Les vagues d'OPA et de rachats observées récemment sur certains marchés, notamment en Europe, en sont souvent le symptôme. Quand un acquéreur industriel ou financier estime qu'une entreprise cotée vaut plus que son cours de bourse, il est parfois tenté de la racheter directement plutôt que d'attendre que le marché s'en aperçoive.
D'autres méga-introductions en bourse sont annoncées pour les prochains mois. Chacune aura sa propre histoire, ses propres fondamentaux, et méritera d'être jugée sur ses propres atouts et forces plutôt que sur l'engouement du moment.
Les méthodes de valorisations classiques ne sont pas nécessairement désuètes
Investir en actions ne devrait jamais ressembler à un pari sur la mode de demain, que ce soit celle d'un tableau, d'une crypto-monnaie ou d'une action à la hype retentissante. La meilleure protection, sur la durée, reste la discipline : comprendre ce que l'on achète, ce que cela vaut réellement, et s'assurer d'être rémunéré à la hauteur du risque pris.
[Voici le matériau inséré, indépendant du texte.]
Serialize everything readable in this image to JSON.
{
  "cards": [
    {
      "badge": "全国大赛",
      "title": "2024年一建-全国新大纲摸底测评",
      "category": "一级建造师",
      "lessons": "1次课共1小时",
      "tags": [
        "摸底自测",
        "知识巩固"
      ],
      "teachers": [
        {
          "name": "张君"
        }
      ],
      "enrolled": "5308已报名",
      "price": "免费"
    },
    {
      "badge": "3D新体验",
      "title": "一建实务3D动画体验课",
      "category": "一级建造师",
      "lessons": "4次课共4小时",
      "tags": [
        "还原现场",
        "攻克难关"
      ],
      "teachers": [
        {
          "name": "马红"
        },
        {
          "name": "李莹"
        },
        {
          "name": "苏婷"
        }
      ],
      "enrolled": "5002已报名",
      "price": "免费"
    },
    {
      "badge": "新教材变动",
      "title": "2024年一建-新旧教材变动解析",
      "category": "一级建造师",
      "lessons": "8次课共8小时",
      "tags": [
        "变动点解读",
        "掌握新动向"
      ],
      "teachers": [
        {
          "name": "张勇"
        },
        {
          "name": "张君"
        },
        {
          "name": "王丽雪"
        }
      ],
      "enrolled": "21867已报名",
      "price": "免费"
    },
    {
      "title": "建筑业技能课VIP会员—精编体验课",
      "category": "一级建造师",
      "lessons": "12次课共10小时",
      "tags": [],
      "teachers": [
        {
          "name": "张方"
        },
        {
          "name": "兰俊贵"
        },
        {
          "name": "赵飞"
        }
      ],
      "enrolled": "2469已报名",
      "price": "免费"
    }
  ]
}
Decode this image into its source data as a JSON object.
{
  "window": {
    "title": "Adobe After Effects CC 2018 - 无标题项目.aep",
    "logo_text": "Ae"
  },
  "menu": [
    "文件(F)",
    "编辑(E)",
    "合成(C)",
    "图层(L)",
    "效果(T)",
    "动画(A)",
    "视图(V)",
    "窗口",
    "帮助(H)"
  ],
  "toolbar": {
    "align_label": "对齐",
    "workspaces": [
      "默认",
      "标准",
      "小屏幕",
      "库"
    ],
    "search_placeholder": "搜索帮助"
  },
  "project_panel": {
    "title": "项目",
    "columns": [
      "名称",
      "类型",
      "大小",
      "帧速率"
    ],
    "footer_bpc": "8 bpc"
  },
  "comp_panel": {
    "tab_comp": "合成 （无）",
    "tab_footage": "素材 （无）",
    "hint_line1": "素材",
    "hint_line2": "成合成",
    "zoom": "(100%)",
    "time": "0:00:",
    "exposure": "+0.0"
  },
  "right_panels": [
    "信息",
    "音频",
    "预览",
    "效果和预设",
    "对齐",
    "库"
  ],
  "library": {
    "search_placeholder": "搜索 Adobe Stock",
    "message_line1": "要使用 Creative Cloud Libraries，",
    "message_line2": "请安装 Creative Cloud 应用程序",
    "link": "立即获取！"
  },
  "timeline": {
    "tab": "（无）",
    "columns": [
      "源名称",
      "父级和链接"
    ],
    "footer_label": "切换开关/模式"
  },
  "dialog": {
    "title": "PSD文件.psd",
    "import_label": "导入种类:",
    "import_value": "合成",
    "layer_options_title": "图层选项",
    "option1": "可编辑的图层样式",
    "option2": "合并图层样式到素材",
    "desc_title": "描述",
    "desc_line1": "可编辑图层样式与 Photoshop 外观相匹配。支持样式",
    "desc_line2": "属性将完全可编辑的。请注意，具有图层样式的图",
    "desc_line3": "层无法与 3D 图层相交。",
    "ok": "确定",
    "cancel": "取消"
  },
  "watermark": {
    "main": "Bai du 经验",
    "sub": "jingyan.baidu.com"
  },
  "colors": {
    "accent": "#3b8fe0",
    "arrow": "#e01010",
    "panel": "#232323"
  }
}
Ce n'est pas la promesse d'éviter toute volatilité, car les marchés en connaîtront toujours. Mais c'est un cadre solide pour traverser les phases plus incertaines sans perdre le cap, et pour reconnaître, le moment venu, les véritables opportunités que d'autres auront laissées de côté.
Avertissement : Cet article est fourni à titre d'information générale et ne constitue ni un conseil en investissement, ni une recommandation personnalisée. Les performances passées ne préjugent pas des performances futures. Investir comporte des risques, notamment de perte en capital.